How Mettalex Fits In: AI-Powered Trading of Tokenized Assets

While tokenization unlocks new opportunities, trading these assets efficiently and profitably still poses challenges. Market fragmentation, liquidity gaps, and the complexity of cross-chain ecosystems often overwhelm both institutional and retail participants.

This is where Mettalex’s AI-driven trading agents come in.

  • Cross-Chain Execution – Agents can interact with multiple blockchains and protocols simultaneously, enabling seamless trading of tokenized carbon, commodities, or IP-backed assets without the need for manual bridging.

  • Perpetual Derivatives & Hedging – Mettalex extends beyond spot trading. By offering AI-powered perpetual contracts on tokenized assets, it allows investors to hedge price risk, just like traditional commodity markets.

  • Risk Management & Optimization – Mettalex agents dynamically adjust trading strategies based on volatility, liquidity depth, and oracle feeds, reducing exposure for traders.

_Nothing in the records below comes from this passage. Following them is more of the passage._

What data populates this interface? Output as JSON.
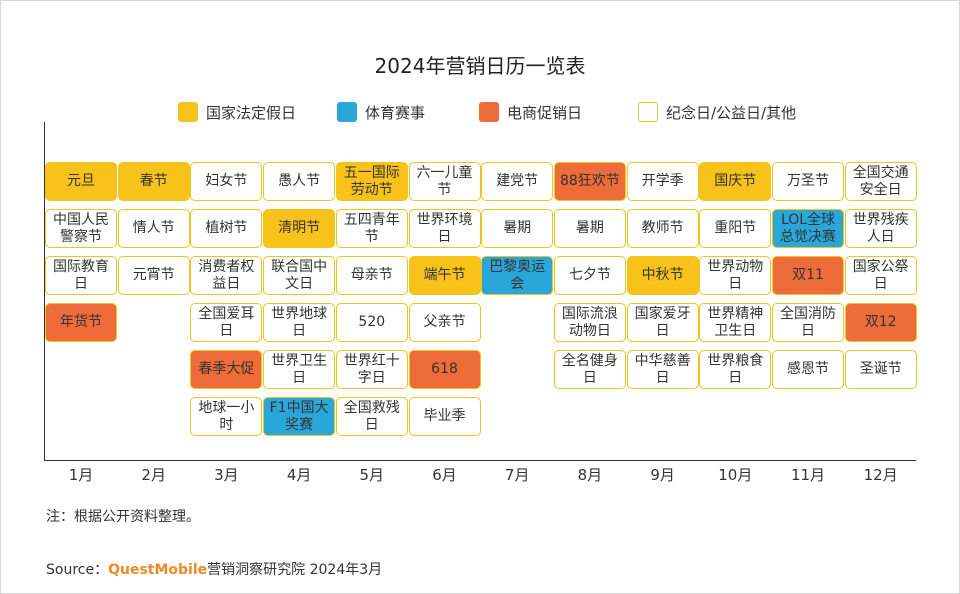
{
  "colors": {
    "legal_holiday": "#f7c21a",
    "sports": "#2aa7d9",
    "ecommerce": "#ee6b3a",
    "other": "#ffffff",
    "cell_border": "#f3c21b"
  },
  "title": "2024年营销日历一览表",
  "legend": [
    {
      "key": "legal_holiday",
      "label": "国家法定假日"
    },
    {
      "key": "sports",
      "label": "体育赛事"
    },
    {
      "key": "ecommerce",
      "label": "电商促销日"
    },
    {
      "key": "other",
      "label": "纪念日/公益日/其他"
    }
  ],
  "note": "注：根据公开资料整理。",
  "source": {
    "prefix": "Source：",
    "brand": "QuestMobile",
    "suffix": "营销洞察研究院 2024年3月"
  },
  "chart_data": {
    "type": "table",
    "title": "2024年营销日历一览表",
    "categories": [
      "1月",
      "2月",
      "3月",
      "4月",
      "5月",
      "6月",
      "7月",
      "8月",
      "9月",
      "10月",
      "11月",
      "12月"
    ],
    "months": [
      {
        "month": "1月",
        "events": [
          {
            "name": "元旦",
            "type": "legal_holiday",
            "row": 0
          },
          {
            "name": "中国人民警察节",
            "type": "other",
            "row": 1
          },
          {
            "name": "国际教育日",
            "type": "other",
            "row": 2
          },
          {
            "name": "年货节",
            "type": "ecommerce",
            "row": 3
          }
        ]
      },
      {
        "month": "2月",
        "events": [
          {
            "name": "春节",
            "type": "legal_holiday",
            "row": 0
          },
          {
            "name": "情人节",
            "type": "other",
            "row": 1
          },
          {
            "name": "元宵节",
            "type": "other",
            "row": 2
          }
        ]
      },
      {
        "month": "3月",
        "events": [
          {
            "name": "妇女节",
            "type": "other",
            "row": 0
          },
          {
            "name": "植树节",
            "type": "other",
            "row": 1
          },
          {
            "name": "消费者权益日",
            "type": "other",
            "row": 2
          },
          {
            "name": "全国爱耳日",
            "type": "other",
            "row": 3
          },
          {
            "name": "春季大促",
            "type": "ecommerce",
            "row": 4
          },
          {
            "name": "地球一小时",
            "type": "other",
            "row": 5
          }
        ]
      },
      {
        "month": "4月",
        "events": [
          {
            "name": "愚人节",
            "type": "other",
            "row": 0
          },
          {
            "name": "清明节",
            "type": "legal_holiday",
            "row": 1
          },
          {
            "name": "联合国中文日",
            "type": "other",
            "row": 2
          },
          {
            "name": "世界地球日",
            "type": "other",
            "row": 3
          },
          {
            "name": "世界卫生日",
            "type": "other",
            "row": 4
          },
          {
            "name": "F1中国大奖赛",
            "type": "sports",
            "row": 5
          }
        ]
      },
      {
        "month": "5月",
        "events": [
          {
            "name": "五一国际劳动节",
            "type": "legal_holiday",
            "row": 0
          },
          {
            "name": "五四青年节",
            "type": "other",
            "row": 1
          },
          {
            "name": "母亲节",
            "type": "other",
            "row": 2
          },
          {
            "name": "520",
            "type": "other",
            "row": 3
          },
          {
            "name": "世界红十字日",
            "type": "other",
            "row": 4
          },
          {
            "name": "全国救残日",
            "type": "other",
            "row": 5
          }
        ]
      },
      {
        "month": "6月",
        "events": [
          {
            "name": "六一儿童节",
            "type": "other",
            "row": 0
          },
          {
            "name": "世界环境日",
            "type": "other",
            "row": 1
          },
          {
            "name": "端午节",
            "type": "legal_holiday",
            "row": 2
          },
          {
            "name": "父亲节",
            "type": "other",
            "row": 3
          },
          {
            "name": "618",
            "type": "ecommerce",
            "row": 4
          },
          {
            "name": "毕业季",
            "type": "other",
            "row": 5
          }
        ]
      },
      {
        "month": "7月",
        "events": [
          {
            "name": "建党节",
            "type": "other",
            "row": 0
          },
          {
            "name": "暑期",
            "type": "other",
            "row": 1
          },
          {
            "name": "巴黎奥运会",
            "type": "sports",
            "row": 2
          }
        ]
      },
      {
        "month": "8月",
        "events": [
          {
            "name": "88狂欢节",
            "type": "ecommerce",
            "row": 0
          },
          {
            "name": "暑期",
            "type": "other",
            "row": 1
          },
          {
            "name": "七夕节",
            "type": "other",
            "row": 2
          },
          {
            "name": "国际流浪动物日",
            "type": "other",
            "row": 3
          },
          {
            "name": "全名健身日",
            "type": "other",
            "row": 4
          }
        ]
      },
      {
        "month": "9月",
        "events": [
          {
            "name": "开学季",
            "type": "other",
            "row": 0
          },
          {
            "name": "教师节",
            "type": "other",
            "row": 1
          },
          {
            "name": "中秋节",
            "type": "legal_holiday",
            "row": 2
          },
          {
            "name": "国家爱牙日",
            "type": "other",
            "row": 3
          },
          {
            "name": "中华慈善日",
            "type": "other",
            "row": 4
          }
        ]
      },
      {
        "month": "10月",
        "events": [
          {
            "name": "国庆节",
            "type": "legal_holiday",
            "row": 0
          },
          {
            "name": "重阳节",
            "type": "other",
            "row": 1
          },
          {
            "name": "世界动物日",
            "type": "other",
            "row": 2
          },
          {
            "name": "世界精神卫生日",
            "type": "other",
            "row": 3
          },
          {
            "name": "世界粮食日",
            "type": "other",
            "row": 4
          }
        ]
      },
      {
        "month": "11月",
        "events": [
          {
            "name": "万圣节",
            "type": "other",
            "row": 0
          },
          {
            "name": "LOL全球总觉决赛",
            "type": "sports",
            "row": 1
          },
          {
            "name": "双11",
            "type": "ecommerce",
            "row": 2
          },
          {
            "name": "全国消防日",
            "type": "other",
            "row": 3
          },
          {
            "name": "感恩节",
            "type": "other",
            "row": 4
          }
        ]
      },
      {
        "month": "12月",
        "events": [
          {
            "name": "全国交通安全日",
            "type": "other",
            "row": 0
          },
          {
            "name": "世界残疾人日",
            "type": "other",
            "row": 1
          },
          {
            "name": "国家公祭日",
            "type": "other",
            "row": 2
          },
          {
            "name": "双12",
            "type": "ecommerce",
            "row": 3
          },
          {
            "name": "圣诞节",
            "type": "other",
            "row": 4
          }
        ]
      }
    ]
  }
}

  • Accessibility – With simple user interfaces and backend agent automation, even non-technical investors can gain exposure to tokenized markets globally.

In essence, Mettalex is building the infrastructure for a universal marketplace, where AI agents handle the complexity of trading, and users determine the level of exposure they desire. Whether it’s carbon credits, renewable energy, gold, or even event tickets, Mettalex provides tools to trade them efficiently and transparently on-chain.